Recently, I posted a column by Heleen Mees of Project Syndicate called "Does Europe Have a Leisure Trap?" The column claims that the difference between work hours for women in Europe and the U.S. is due to higher tax rates in Europe needed to support the welfare state. Greg Mankiw supported the claims in the Mees column and followed up today with tax rates in the Europe and U.S.:
Tax Rates Around the World, by Greg Mankiw: In a previous post, I suggested that the women in Europe may work less in the market and more at home because of higher tax rates. After reading some of the comments, I thought that blog readers might like to see some data on tax rates.
Here are the marginal tax rates as estimated by Ed Prescott for the 1990s:
United Kingdom .44
United States .40
These figures include both income taxes and consumption taxes, such as the VAT. Both types of tax distort the consumption-leisure tradeoff (and the tradeoff between market work and home work).

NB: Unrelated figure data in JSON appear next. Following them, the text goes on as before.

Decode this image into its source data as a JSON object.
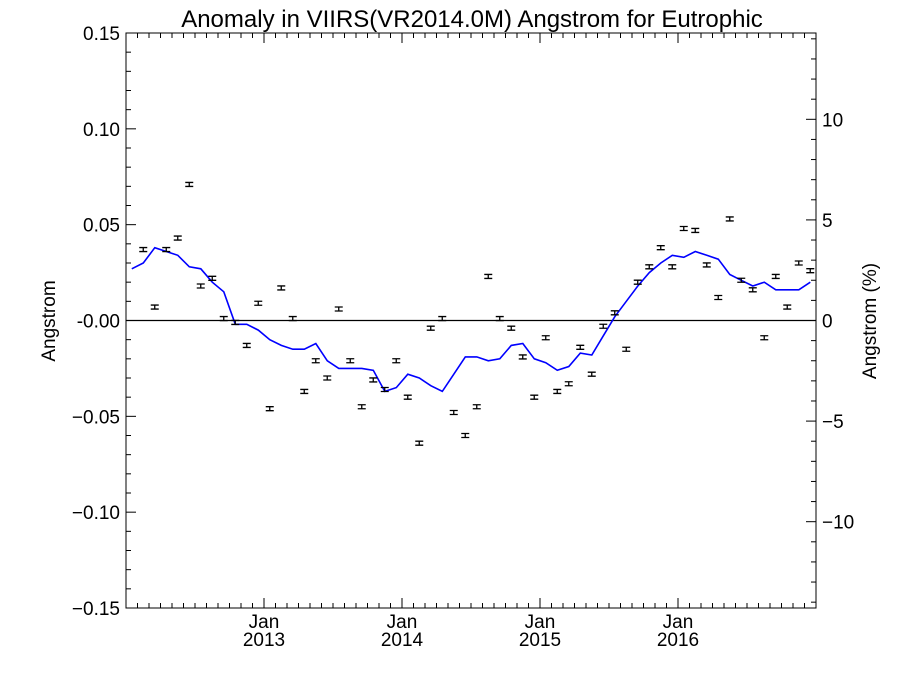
{
  "chart_data": {
    "type": "scatter",
    "title": "Anomaly in VIIRS(VR2014.0M) Angstrom for Eutrophic",
    "ylabel": "Angstrom",
    "ylabel_right": "Angstrom (%)",
    "xlabel": "",
    "ylim": [
      -0.15,
      0.15
    ],
    "ylim_right": [
      -14.29,
      14.29
    ],
    "xlim": [
      "2012-01-01",
      "2016-12-31"
    ],
    "x_unit": "month",
    "grid": false,
    "legend": "none",
    "colors": {
      "points": "#000000",
      "running_mean": "#0000ff",
      "zero_line": "#000000"
    },
    "yticks_left": [
      {
        "value": 0.15,
        "label": "0.15"
      },
      {
        "value": 0.1,
        "label": "0.10"
      },
      {
        "value": 0.05,
        "label": "0.05"
      },
      {
        "value": 0.0,
        "label": "-0.00"
      },
      {
        "value": -0.05,
        "label": "−0.05"
      },
      {
        "value": -0.1,
        "label": "−0.10"
      },
      {
        "value": -0.15,
        "label": "−0.15"
      }
    ],
    "yticks_right": [
      {
        "value": 10,
        "label": "10"
      },
      {
        "value": 5,
        "label": "5"
      },
      {
        "value": 0,
        "label": "0"
      },
      {
        "value": -5,
        "label": "−5"
      },
      {
        "value": -10,
        "label": "−10"
      }
    ],
    "xticks": [
      {
        "date": "2013-01",
        "month": "Jan",
        "year": "2013"
      },
      {
        "date": "2014-01",
        "month": "Jan",
        "year": "2014"
      },
      {
        "date": "2015-01",
        "month": "Jan",
        "year": "2015"
      },
      {
        "date": "2016-01",
        "month": "Jan",
        "year": "2016"
      }
    ],
    "series": [
      {
        "type": "scatter",
        "error_bars": true,
        "points": [
          {
            "x": "2012-02",
            "y": 0.037
          },
          {
            "x": "2012-03",
            "y": 0.007
          },
          {
            "x": "2012-04",
            "y": 0.037
          },
          {
            "x": "2012-05",
            "y": 0.043
          },
          {
            "x": "2012-06",
            "y": 0.071
          },
          {
            "x": "2012-07",
            "y": 0.018
          },
          {
            "x": "2012-08",
            "y": 0.022
          },
          {
            "x": "2012-09",
            "y": 0.001
          },
          {
            "x": "2012-10",
            "y": -0.001
          },
          {
            "x": "2012-11",
            "y": -0.013
          },
          {
            "x": "2012-12",
            "y": 0.009
          },
          {
            "x": "2013-01",
            "y": -0.046
          },
          {
            "x": "2013-02",
            "y": 0.017
          },
          {
            "x": "2013-03",
            "y": 0.001
          },
          {
            "x": "2013-04",
            "y": -0.037
          },
          {
            "x": "2013-05",
            "y": -0.021
          },
          {
            "x": "2013-06",
            "y": -0.03
          },
          {
            "x": "2013-07",
            "y": 0.006
          },
          {
            "x": "2013-08",
            "y": -0.021
          },
          {
            "x": "2013-09",
            "y": -0.045
          },
          {
            "x": "2013-10",
            "y": -0.031
          },
          {
            "x": "2013-11",
            "y": -0.036
          },
          {
            "x": "2013-12",
            "y": -0.021
          },
          {
            "x": "2014-01",
            "y": -0.04
          },
          {
            "x": "2014-02",
            "y": -0.064
          },
          {
            "x": "2014-03",
            "y": -0.004
          },
          {
            "x": "2014-04",
            "y": 0.001
          },
          {
            "x": "2014-05",
            "y": -0.048
          },
          {
            "x": "2014-06",
            "y": -0.06
          },
          {
            "x": "2014-07",
            "y": -0.045
          },
          {
            "x": "2014-08",
            "y": 0.023
          },
          {
            "x": "2014-09",
            "y": 0.001
          },
          {
            "x": "2014-10",
            "y": -0.004
          },
          {
            "x": "2014-11",
            "y": -0.019
          },
          {
            "x": "2014-12",
            "y": -0.04
          },
          {
            "x": "2015-01",
            "y": -0.009
          },
          {
            "x": "2015-02",
            "y": -0.037
          },
          {
            "x": "2015-03",
            "y": -0.033
          },
          {
            "x": "2015-04",
            "y": -0.014
          },
          {
            "x": "2015-05",
            "y": -0.028
          },
          {
            "x": "2015-06",
            "y": -0.003
          },
          {
            "x": "2015-07",
            "y": 0.004
          },
          {
            "x": "2015-08",
            "y": -0.015
          },
          {
            "x": "2015-09",
            "y": 0.02
          },
          {
            "x": "2015-10",
            "y": 0.028
          },
          {
            "x": "2015-11",
            "y": 0.038
          },
          {
            "x": "2015-12",
            "y": 0.028
          },
          {
            "x": "2016-01",
            "y": 0.048
          },
          {
            "x": "2016-02",
            "y": 0.047
          },
          {
            "x": "2016-03",
            "y": 0.029
          },
          {
            "x": "2016-04",
            "y": 0.012
          },
          {
            "x": "2016-05",
            "y": 0.053
          },
          {
            "x": "2016-06",
            "y": 0.021
          },
          {
            "x": "2016-07",
            "y": 0.016
          },
          {
            "x": "2016-08",
            "y": -0.009
          },
          {
            "x": "2016-09",
            "y": 0.023
          },
          {
            "x": "2016-10",
            "y": 0.007
          },
          {
            "x": "2016-11",
            "y": 0.03
          },
          {
            "x": "2016-12",
            "y": 0.026
          }
        ]
      },
      {
        "type": "line",
        "points": [
          {
            "x": "2012-01",
            "y": 0.027
          },
          {
            "x": "2012-02",
            "y": 0.03
          },
          {
            "x": "2012-03",
            "y": 0.038
          },
          {
            "x": "2012-04",
            "y": 0.036
          },
          {
            "x": "2012-05",
            "y": 0.034
          },
          {
            "x": "2012-06",
            "y": 0.028
          },
          {
            "x": "2012-07",
            "y": 0.027
          },
          {
            "x": "2012-08",
            "y": 0.02
          },
          {
            "x": "2012-09",
            "y": 0.015
          },
          {
            "x": "2012-10",
            "y": -0.002
          },
          {
            "x": "2012-11",
            "y": -0.002
          },
          {
            "x": "2012-12",
            "y": -0.005
          },
          {
            "x": "2013-01",
            "y": -0.01
          },
          {
            "x": "2013-02",
            "y": -0.013
          },
          {
            "x": "2013-03",
            "y": -0.015
          },
          {
            "x": "2013-04",
            "y": -0.015
          },
          {
            "x": "2013-05",
            "y": -0.012
          },
          {
            "x": "2013-06",
            "y": -0.021
          },
          {
            "x": "2013-07",
            "y": -0.025
          },
          {
            "x": "2013-08",
            "y": -0.025
          },
          {
            "x": "2013-09",
            "y": -0.025
          },
          {
            "x": "2013-10",
            "y": -0.026
          },
          {
            "x": "2013-11",
            "y": -0.037
          },
          {
            "x": "2013-12",
            "y": -0.035
          },
          {
            "x": "2014-01",
            "y": -0.028
          },
          {
            "x": "2014-02",
            "y": -0.03
          },
          {
            "x": "2014-03",
            "y": -0.034
          },
          {
            "x": "2014-04",
            "y": -0.037
          },
          {
            "x": "2014-05",
            "y": -0.028
          },
          {
            "x": "2014-06",
            "y": -0.019
          },
          {
            "x": "2014-07",
            "y": -0.019
          },
          {
            "x": "2014-08",
            "y": -0.021
          },
          {
            "x": "2014-09",
            "y": -0.02
          },
          {
            "x": "2014-10",
            "y": -0.013
          },
          {
            "x": "2014-11",
            "y": -0.012
          },
          {
            "x": "2014-12",
            "y": -0.02
          },
          {
            "x": "2015-01",
            "y": -0.022
          },
          {
            "x": "2015-02",
            "y": -0.026
          },
          {
            "x": "2015-03",
            "y": -0.024
          },
          {
            "x": "2015-04",
            "y": -0.017
          },
          {
            "x": "2015-05",
            "y": -0.018
          },
          {
            "x": "2015-06",
            "y": -0.008
          },
          {
            "x": "2015-07",
            "y": 0.002
          },
          {
            "x": "2015-08",
            "y": 0.01
          },
          {
            "x": "2015-09",
            "y": 0.018
          },
          {
            "x": "2015-10",
            "y": 0.025
          },
          {
            "x": "2015-11",
            "y": 0.03
          },
          {
            "x": "2015-12",
            "y": 0.034
          },
          {
            "x": "2016-01",
            "y": 0.033
          },
          {
            "x": "2016-02",
            "y": 0.036
          },
          {
            "x": "2016-03",
            "y": 0.034
          },
          {
            "x": "2016-04",
            "y": 0.032
          },
          {
            "x": "2016-05",
            "y": 0.024
          },
          {
            "x": "2016-06",
            "y": 0.021
          },
          {
            "x": "2016-07",
            "y": 0.018
          },
          {
            "x": "2016-08",
            "y": 0.02
          },
          {
            "x": "2016-09",
            "y": 0.016
          },
          {
            "x": "2016-10",
            "y": 0.016
          },
          {
            "x": "2016-11",
            "y": 0.016
          },
          {
            "x": "2016-12",
            "y": 0.02
          }
        ]
      }
    ]
  }
}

If a person earns a dollar in the marketplace, she gets to consume 60 cents of goods and services in the United States, but only 41 cents in Germany and France, and 36 cents in Italy. These are large differences in incentives to work.
That's interesting, but I hope he will take the next step and show that the tax rates actually affect labor supply. I assume such papers exist or Greg wouldn't have made this claim, but I am unaware of the papers he has in mind and would like to take a look at them. The work I am aware of, e.g. work by two of Mankiw's colleagues at Harvard discussed a year ago by Paul Krugman in a column called "French Family Values," is not supportive of the assertion that tax rates matter:
I've been looking at a new study of international differences in working hours by Alberto Alesina and Edward Glaeser, at Harvard, and Bruce Sacerdote, at Dartmouth. The study's main point is that differences in government regulations, rather than culture (or taxes), explain why Europeans work less than Americans.

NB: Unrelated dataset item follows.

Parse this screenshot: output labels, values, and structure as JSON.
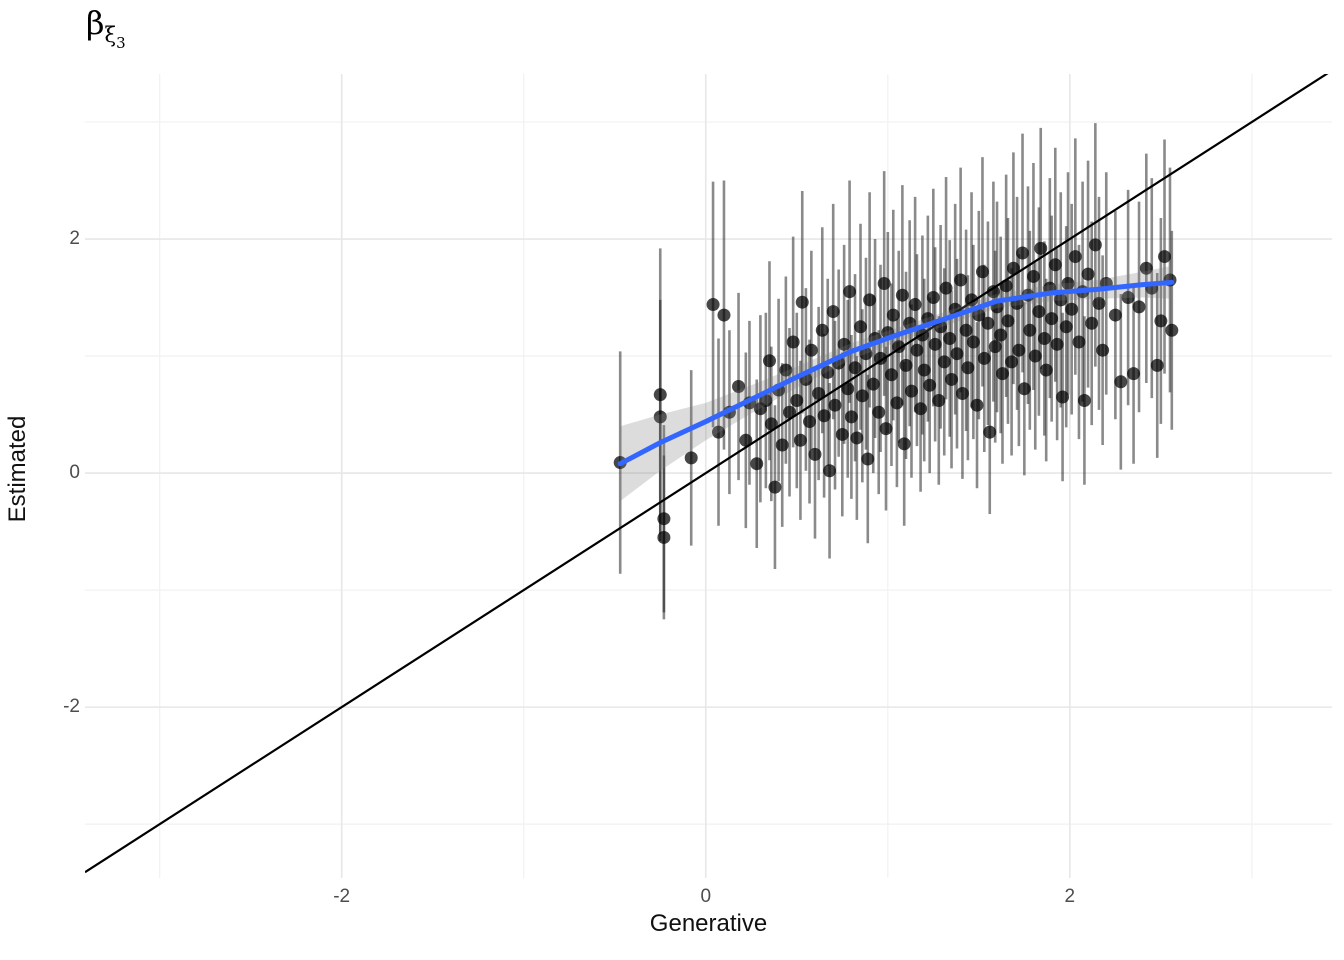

But the study also suggests that in this case, government regulations actually allow people to make a desirable tradeoff -- to modestly lower income in return for more time with friends and family -- the kind of deal an individual would find hard to negotiate. The authors write: ''It is hard to obtain more vacation for yourself from your employer and even harder, if you do, to coordinate with all your friends to get the same deal and go on vacation together.''
And they even offer some statistical evidence that working fewer hours makes Europeans happier, despite the loss of potential income.
It's not a definitive result, and as they note, the whole subject is ''politically charged.'' But let me make an observation: some of that political charge seems to have the wrong sign.
American conservatives despise European welfare states like France. Yet many of them stress the importance of ''family values.'' And whatever else you may say about French economic policies, they seem extremely supportive of the family as an institution. Senator Rick Santorum, are you reading this?
So, apparently the extra 19 cents per dollar French workers pay buys them something valuable, something more than worth the difference in taxes. Also, as noted on the original post on this, the 2003 paper is "Women in the Labour Force: How Well is Europe Doing?," by Christopher Pissarides, Pietro Garibaldi, Claudia Olivetti, Barbara Petrongolo and Etienne Wasmer does not support the hypothesis either (e.g the paper says "[W]ith some important exceptions, e.g., in the provision of subsidised child care, there are no clearcut correlations between female employment rates and measurable features of the welfare state. ..." contrary to the claims in the Mees project Syndicate article).